The cemetery was nearly treeless with limited shade to protect those in attendance from the 95-degree heat. I watched in amazement as the honor guard stood without motion in this heat for nearly an hour until it was their time to execute a perfectly timed 21-gun salute and play taps. The team also performed the flag fold with equal precision and my dad handed the flag to the veteran’s family with honest and sincere thanks. The group’s complete dedication to pull off such a physically, mentally and emotionally demanding event rivaled that of our active-duty teams with members about a third of these gentlemen’s age. In addition, these gentlemen were all volunteering their time without receiving any compensation for their efforts.
The particular veteran the team was honoring had only served in the Army for about two years during World War II, yet the eulogy and his family’s words made it clear those two years were some of the most important in his life. He had been a boxer, a businessman and he fought for our country when our country needed him most. Of all this great man was in his lifetime, it became clear to me he may have never received the honors he deserved if it hadn’t been for the efforts of these volunteer senior citizens from Post 56.
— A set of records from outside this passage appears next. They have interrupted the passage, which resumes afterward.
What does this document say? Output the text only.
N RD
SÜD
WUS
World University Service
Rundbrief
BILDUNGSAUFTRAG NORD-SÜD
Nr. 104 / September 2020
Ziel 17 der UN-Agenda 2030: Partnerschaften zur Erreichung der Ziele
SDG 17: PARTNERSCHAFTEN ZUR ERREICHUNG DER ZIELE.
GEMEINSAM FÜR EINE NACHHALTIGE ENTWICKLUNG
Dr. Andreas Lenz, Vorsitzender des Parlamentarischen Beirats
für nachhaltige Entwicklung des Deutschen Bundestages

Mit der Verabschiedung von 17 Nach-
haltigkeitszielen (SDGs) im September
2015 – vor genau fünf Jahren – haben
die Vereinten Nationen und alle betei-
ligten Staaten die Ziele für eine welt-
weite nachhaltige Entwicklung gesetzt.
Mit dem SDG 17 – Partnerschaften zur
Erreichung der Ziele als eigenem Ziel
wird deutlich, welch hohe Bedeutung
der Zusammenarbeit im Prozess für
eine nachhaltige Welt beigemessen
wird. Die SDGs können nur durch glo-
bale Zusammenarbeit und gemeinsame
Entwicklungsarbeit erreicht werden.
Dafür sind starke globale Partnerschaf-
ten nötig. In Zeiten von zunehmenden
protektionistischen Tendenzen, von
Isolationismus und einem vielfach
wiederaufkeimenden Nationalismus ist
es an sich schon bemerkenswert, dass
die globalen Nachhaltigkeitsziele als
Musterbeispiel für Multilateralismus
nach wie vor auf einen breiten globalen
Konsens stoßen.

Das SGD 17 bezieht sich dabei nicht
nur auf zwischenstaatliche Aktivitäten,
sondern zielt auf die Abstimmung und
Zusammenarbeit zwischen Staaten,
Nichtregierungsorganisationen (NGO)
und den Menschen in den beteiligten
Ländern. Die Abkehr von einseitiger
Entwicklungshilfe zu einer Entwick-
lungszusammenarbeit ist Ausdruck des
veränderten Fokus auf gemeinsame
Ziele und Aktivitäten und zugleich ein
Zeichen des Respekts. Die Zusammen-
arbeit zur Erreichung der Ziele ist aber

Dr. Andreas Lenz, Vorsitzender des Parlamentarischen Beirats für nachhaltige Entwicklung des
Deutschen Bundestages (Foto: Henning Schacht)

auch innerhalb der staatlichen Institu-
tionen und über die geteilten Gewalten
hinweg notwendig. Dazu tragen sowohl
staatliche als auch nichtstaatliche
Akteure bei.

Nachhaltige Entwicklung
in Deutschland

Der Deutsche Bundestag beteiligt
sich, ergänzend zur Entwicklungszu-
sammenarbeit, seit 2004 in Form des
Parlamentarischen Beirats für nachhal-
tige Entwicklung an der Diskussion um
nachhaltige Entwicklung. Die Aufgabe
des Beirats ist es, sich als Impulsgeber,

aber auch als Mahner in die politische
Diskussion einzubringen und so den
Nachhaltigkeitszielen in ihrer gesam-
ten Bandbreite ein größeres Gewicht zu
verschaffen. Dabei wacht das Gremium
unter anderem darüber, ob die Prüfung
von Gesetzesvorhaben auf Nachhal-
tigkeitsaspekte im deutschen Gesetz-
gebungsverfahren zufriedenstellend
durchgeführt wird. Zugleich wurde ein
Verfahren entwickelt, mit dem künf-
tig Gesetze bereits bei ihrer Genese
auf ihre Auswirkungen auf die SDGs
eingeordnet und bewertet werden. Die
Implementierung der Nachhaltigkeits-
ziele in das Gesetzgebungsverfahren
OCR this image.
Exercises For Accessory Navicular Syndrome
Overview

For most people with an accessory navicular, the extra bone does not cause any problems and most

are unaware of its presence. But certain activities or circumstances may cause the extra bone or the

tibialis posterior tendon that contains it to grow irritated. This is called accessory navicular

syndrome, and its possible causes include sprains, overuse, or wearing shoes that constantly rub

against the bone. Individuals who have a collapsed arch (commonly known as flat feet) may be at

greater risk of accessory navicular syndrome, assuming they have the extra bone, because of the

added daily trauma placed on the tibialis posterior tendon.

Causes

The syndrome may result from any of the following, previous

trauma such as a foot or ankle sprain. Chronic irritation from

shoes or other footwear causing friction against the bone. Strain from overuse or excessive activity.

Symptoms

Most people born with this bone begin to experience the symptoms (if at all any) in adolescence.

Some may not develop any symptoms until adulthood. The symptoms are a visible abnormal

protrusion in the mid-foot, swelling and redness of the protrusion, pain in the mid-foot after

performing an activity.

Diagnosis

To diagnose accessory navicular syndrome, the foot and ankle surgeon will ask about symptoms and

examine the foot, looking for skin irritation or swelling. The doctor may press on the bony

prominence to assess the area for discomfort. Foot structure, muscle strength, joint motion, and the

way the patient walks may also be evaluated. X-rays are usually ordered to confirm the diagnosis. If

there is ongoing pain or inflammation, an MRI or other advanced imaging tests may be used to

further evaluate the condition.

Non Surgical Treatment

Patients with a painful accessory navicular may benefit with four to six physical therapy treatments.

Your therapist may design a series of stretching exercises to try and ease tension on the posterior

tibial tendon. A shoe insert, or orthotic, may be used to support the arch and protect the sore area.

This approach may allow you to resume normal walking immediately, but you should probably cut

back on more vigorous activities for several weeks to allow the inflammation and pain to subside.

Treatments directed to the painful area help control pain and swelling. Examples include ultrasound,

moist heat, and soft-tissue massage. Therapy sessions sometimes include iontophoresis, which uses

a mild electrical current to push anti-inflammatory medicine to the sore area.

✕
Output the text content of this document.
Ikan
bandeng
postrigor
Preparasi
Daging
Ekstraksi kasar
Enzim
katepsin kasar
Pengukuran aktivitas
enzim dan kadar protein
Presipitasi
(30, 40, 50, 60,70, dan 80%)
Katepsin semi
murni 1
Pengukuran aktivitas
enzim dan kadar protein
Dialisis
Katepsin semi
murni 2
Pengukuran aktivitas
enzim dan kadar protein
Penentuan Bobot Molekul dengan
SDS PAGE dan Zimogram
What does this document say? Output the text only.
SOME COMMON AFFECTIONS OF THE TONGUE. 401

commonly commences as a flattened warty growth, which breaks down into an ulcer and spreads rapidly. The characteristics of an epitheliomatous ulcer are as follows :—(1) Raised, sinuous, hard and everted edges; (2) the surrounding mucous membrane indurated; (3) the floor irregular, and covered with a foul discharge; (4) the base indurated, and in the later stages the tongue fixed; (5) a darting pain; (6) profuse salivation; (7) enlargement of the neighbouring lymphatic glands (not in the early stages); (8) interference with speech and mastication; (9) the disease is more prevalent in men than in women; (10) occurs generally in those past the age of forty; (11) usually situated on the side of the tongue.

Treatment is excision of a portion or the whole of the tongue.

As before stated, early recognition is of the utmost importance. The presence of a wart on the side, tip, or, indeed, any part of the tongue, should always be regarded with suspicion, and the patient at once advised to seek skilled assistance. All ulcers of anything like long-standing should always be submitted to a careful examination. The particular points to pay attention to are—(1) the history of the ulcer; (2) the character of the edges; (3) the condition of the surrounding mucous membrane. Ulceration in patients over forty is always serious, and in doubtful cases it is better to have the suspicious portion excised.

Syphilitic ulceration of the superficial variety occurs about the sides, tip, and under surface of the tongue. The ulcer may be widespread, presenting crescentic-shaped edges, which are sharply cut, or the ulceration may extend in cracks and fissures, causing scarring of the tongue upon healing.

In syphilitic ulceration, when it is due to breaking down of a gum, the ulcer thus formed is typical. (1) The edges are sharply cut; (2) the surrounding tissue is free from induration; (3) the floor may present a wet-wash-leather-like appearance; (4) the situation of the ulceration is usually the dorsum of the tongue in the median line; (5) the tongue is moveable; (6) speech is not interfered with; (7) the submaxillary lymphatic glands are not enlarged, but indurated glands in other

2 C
The call to serve others goes beyond our military duties. The vast amounts of talent, energy and dedication found within our active-duty ranks is unsurpassed and can quite literally move mountains. The great Americans in the Post 56 Honor Guard who continue to make sacrifices to serve others are a reminder that it’s up to each and every one of us to seek out opportunities to serve others. Even the smallest acts often leave a lasting impression on those you help and even on those lucky enough to bear witness.